Last March I was lucky enough to visit the Kunming Institute of Botany in Yunnan Province, where I met camellia expert Feng Baojun and was shown some of the rare and beautiful golden camellia species that his institute was researching.
Most of the 200 to 300 camellias discovered to date were found in south-west China, including the tea plant, C. sinensis and the ornamentals best known in cultivation: winter-flowering C. sasanqua, the large, ruffled flowered C. reticulata and C. japonica.
Their flower colour is limited to the red and white end of the colour spectrum. None are blue, but in the 1960s a true yellow camellia was discovered in Guangxi Province, near the Vietnamese border.
This was C. nitidissima (formerly C. chrysantha). Its five-centimetre flowers somewhat resemble large buttercups, pale yellow with bright gold stamens, appearing among bronze leaf buds that unfold into leathery, deeply veined leaves.
It has long been available to gardeners but few grow it, which is why I had never seen one. It needs dense, damp shade and may take up to eight years to flower in cultivation.
Mr Feng's job includes research into ornamental and commercial plants and through the years the Kunming Institute has given special attention to yellow flowering camellias.
It was exciting to learn new species awre still being discovered in southern China and neighbouring Vietnam, and Mr Feng showed me several beauties, including C. impressinervis, which had slightly larger flowers than C. nitidissima, with unusual pointy petals.

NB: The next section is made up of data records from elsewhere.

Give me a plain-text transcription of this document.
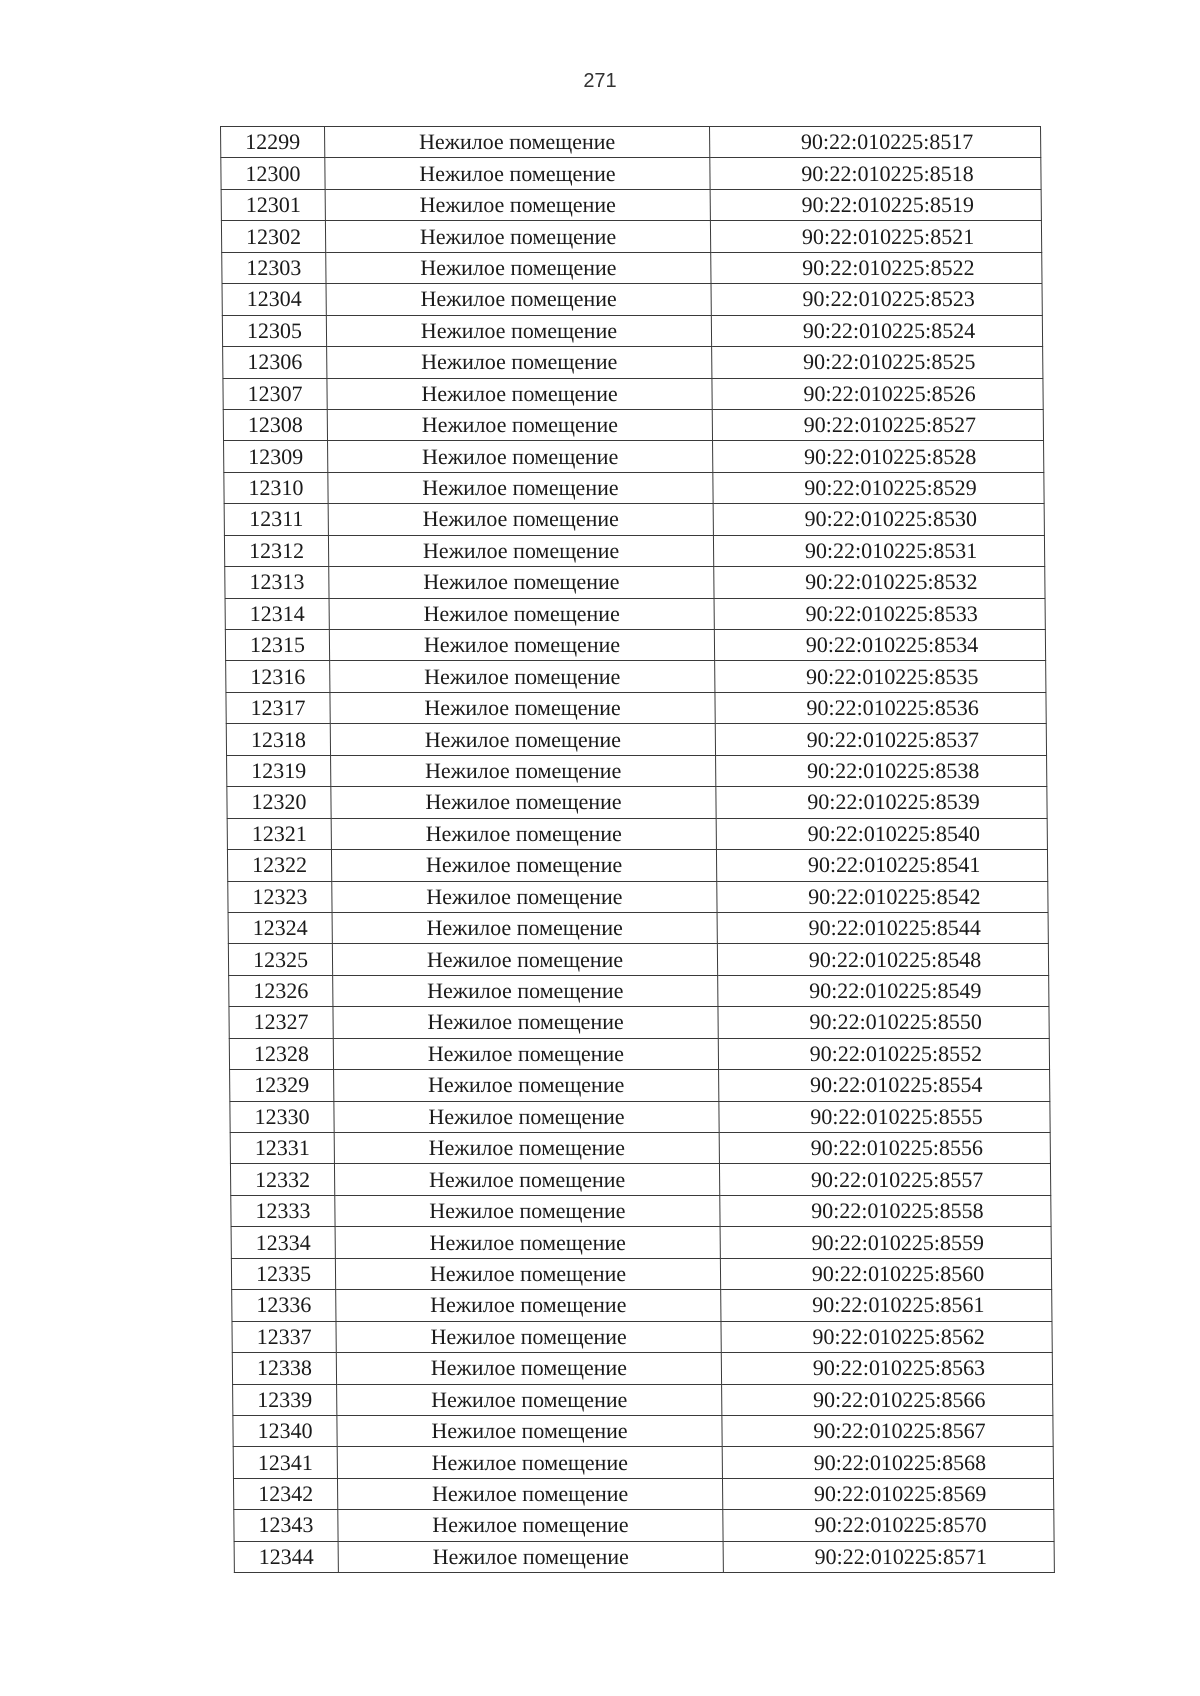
271
12299	Нежилое помещение	90:22:010225:8517
12300	Нежилое помещение	90:22:010225:8518
12301	Нежилое помещение	90:22:010225:8519
12302	Нежилое помещение	90:22:010225:8521
12303	Нежилое помещение	90:22:010225:8522
12304	Нежилое помещение	90:22:010225:8523
12305	Нежилое помещение	90:22:010225:8524
12306	Нежилое помещение	90:22:010225:8525
12307	Нежилое помещение	90:22:010225:8526
12308	Нежилое помещение	90:22:010225:8527
12309	Нежилое помещение	90:22:010225:8528
12310	Нежилое помещение	90:22:010225:8529
12311	Нежилое помещение	90:22:010225:8530
12312	Нежилое помещение	90:22:010225:8531
12313	Нежилое помещение	90:22:010225:8532
12314	Нежилое помещение	90:22:010225:8533
12315	Нежилое помещение	90:22:010225:8534
12316	Нежилое помещение	90:22:010225:8535
12317	Нежилое помещение	90:22:010225:8536
12318	Нежилое помещение	90:22:010225:8537
12319	Нежилое помещение	90:22:010225:8538
12320	Нежилое помещение	90:22:010225:8539
12321	Нежилое помещение	90:22:010225:8540
12322	Нежилое помещение	90:22:010225:8541
12323	Нежилое помещение	90:22:010225:8542
12324	Нежилое помещение	90:22:010225:8544
12325	Нежилое помещение	90:22:010225:8548
12326	Нежилое помещение	90:22:010225:8549
12327	Нежилое помещение	90:22:010225:8550
12328	Нежилое помещение	90:22:010225:8552
12329	Нежилое помещение	90:22:010225:8554
12330	Нежилое помещение	90:22:010225:8555
12331	Нежилое помещение	90:22:010225:8556
12332	Нежилое помещение	90:22:010225:8557
12333	Нежилое помещение	90:22:010225:8558
12334	Нежилое помещение	90:22:010225:8559
12335	Нежилое помещение	90:22:010225:8560
12336	Нежилое помещение	90:22:010225:8561
12337	Нежилое помещение	90:22:010225:8562
12338	Нежилое помещение	90:22:010225:8563
12339	Нежилое помещение	90:22:010225:8566
12340	Нежилое помещение	90:22:010225:8567
12341	Нежилое помещение	90:22:010225:8568
12342	Нежилое помещение	90:22:010225:8569
12343	Нежилое помещение	90:22:010225:8570
12344	Нежилое помещение	90:22:010225:8571
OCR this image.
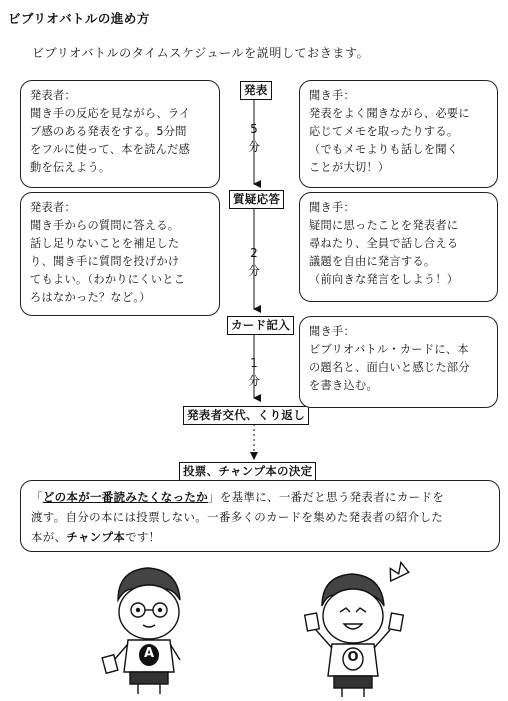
ビブリオバトルの進め方
ビブリオバトルのタイムスケジュールを説明しておきます。
発表
5
分
質疑応答
2
分
カード記入
1
分
発表者交代、くり返し
投票、チャンプ本の決定
発表者：
聞き手の反応を見ながら、ライ
ブ感のある発表をする。5分間
をフルに使って、本を読んだ感
動を伝えよう。
発表者：
聞き手からの質問に答える。
話し足りないことを補足した
り、聞き手に質問を投げかけ
てもよい。（わかりにくいとこ
ろはなかった？など。）
聞き手：
発表をよく聞きながら、必要に
応じてメモを取ったりする。
（でもメモよりも話しを聞く
ことが大切！）
聞き手：
疑問に思ったことを発表者に
尋ねたり、全員で話し合える
議題を自由に発言する。
（前向きな発言をしよう！）
聞き手：
ビブリオバトル・カードに、本
の題名と、面白いと感じた部分
を書き込む。
「どの本が一番読みたくなったか」を基準に、一番だと思う発表者にカードを
渡す。自分の本には投票しない。一番多くのカードを集めた発表者の紹介した
本が、チャンプ本です！
A	O
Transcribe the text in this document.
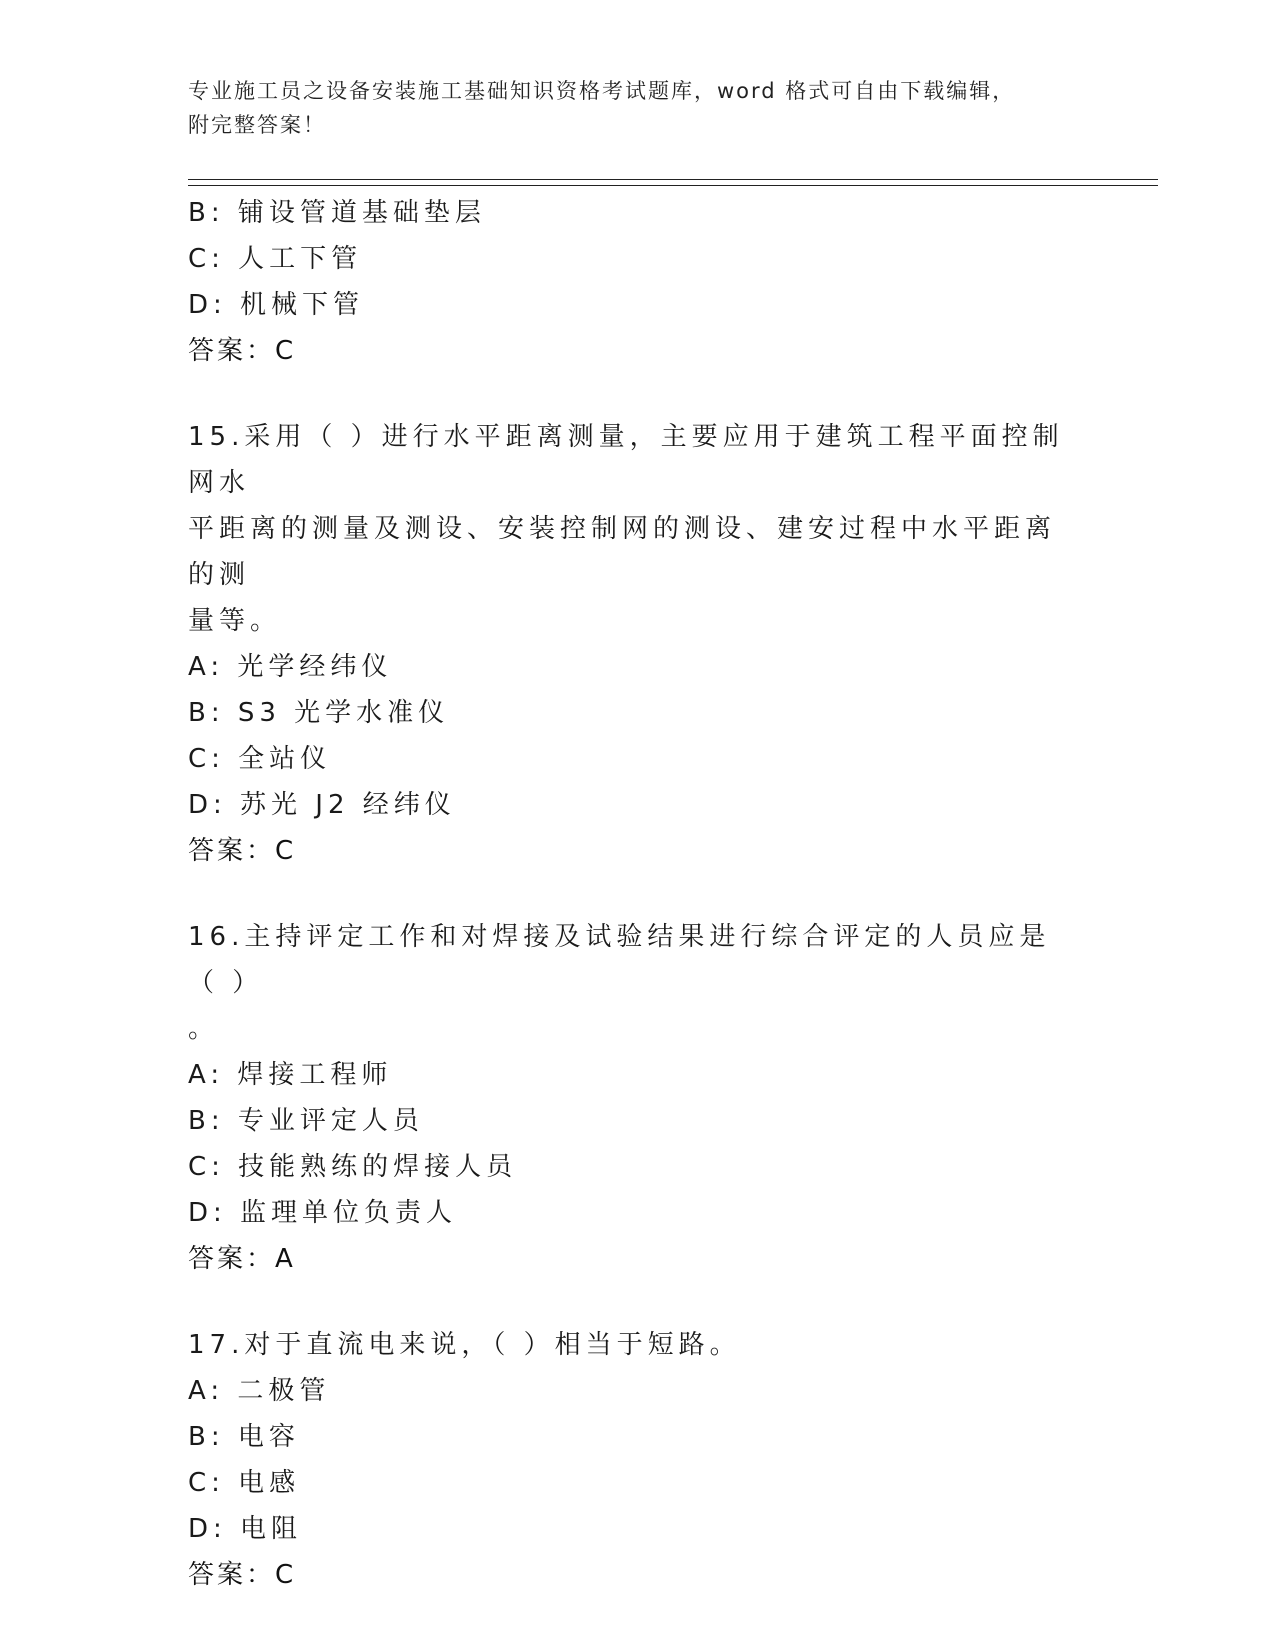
专业施工员之设备安装施工基础知识资格考试题库，word 格式可自由下载编辑，
附完整答案！
B: 铺设管道基础垫层
C: 人工下管
D: 机械下管
答案：C
15.采用（ ）进行水平距离测量，主要应用于建筑工程平面控制网水
平距离的测量及测设、安装控制网的测设、建安过程中水平距离的测
量等。
A: 光学经纬仪
B: S3 光学水准仪
C: 全站仪
D: 苏光 J2 经纬仪
答案：C
16.主持评定工作和对焊接及试验结果进行综合评定的人员应是（ ）
。
A: 焊接工程师
B: 专业评定人员
C: 技能熟练的焊接人员
D: 监理单位负责人
答案：A
17.对于直流电来说，（ ）相当于短路。
A: 二极管
B: 电容
C: 电感
D: 电阻
答案：C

The Kunming Institute's extensive yellow camellia breeding program uses C. reticulata, C. japonica and the lesser-known C. pitardii as female parents, pollinated by three yellow flowered species, including the two above.
Introducing new plants into cultivation is a slow process but one day we should be lucky enough to find pure gold camellias readily available in nurseries and garden centres.
I would love to grow camellias.
Although I have a couple in pots, they dislike the dry, sunny summers of the Central Tablelands.
Their natural habitat is damp woodland and while it's (just) possible to recreate this with costly in-ground watering systems and mistifier sprays, you're fighting nature, not an opponent I care to take on.
However, not all gardeners are so timid and in theory you can grow anything if you're prepared to go to the trouble, as anybody who visits, say, the tropical rainforest gully in the National Botanic Gardens during a freezing Canberra winter will see.
We all love a challenge and few of us limit our gardens to what comes naturally.
Also - go on, admit it - once we've succeeded with something we want to move on, hence the continual hankering after the new and challenging.
Early in our married life Bill and I had some beautiful camellias.
We lived in Sydney and our small front garden included a two-metre high hedge of white C.japonica.
It contained half a dozen different varieties and flowered continually from mid-winter into spring.
Camellias revel in the warm humidity of the NSW coast and hinterland. If I lived in the right climate I would plant as many as I could, as they are among the loveliest shrubs in the world with lustrous, evergreen leaves and a vast array of single, double, speckled and striped flowers.
However, I still believe the best gardens are those where the owner finds out what flourishes and grows lots of it.
But that doesn't stop me longing for a yellow camellia.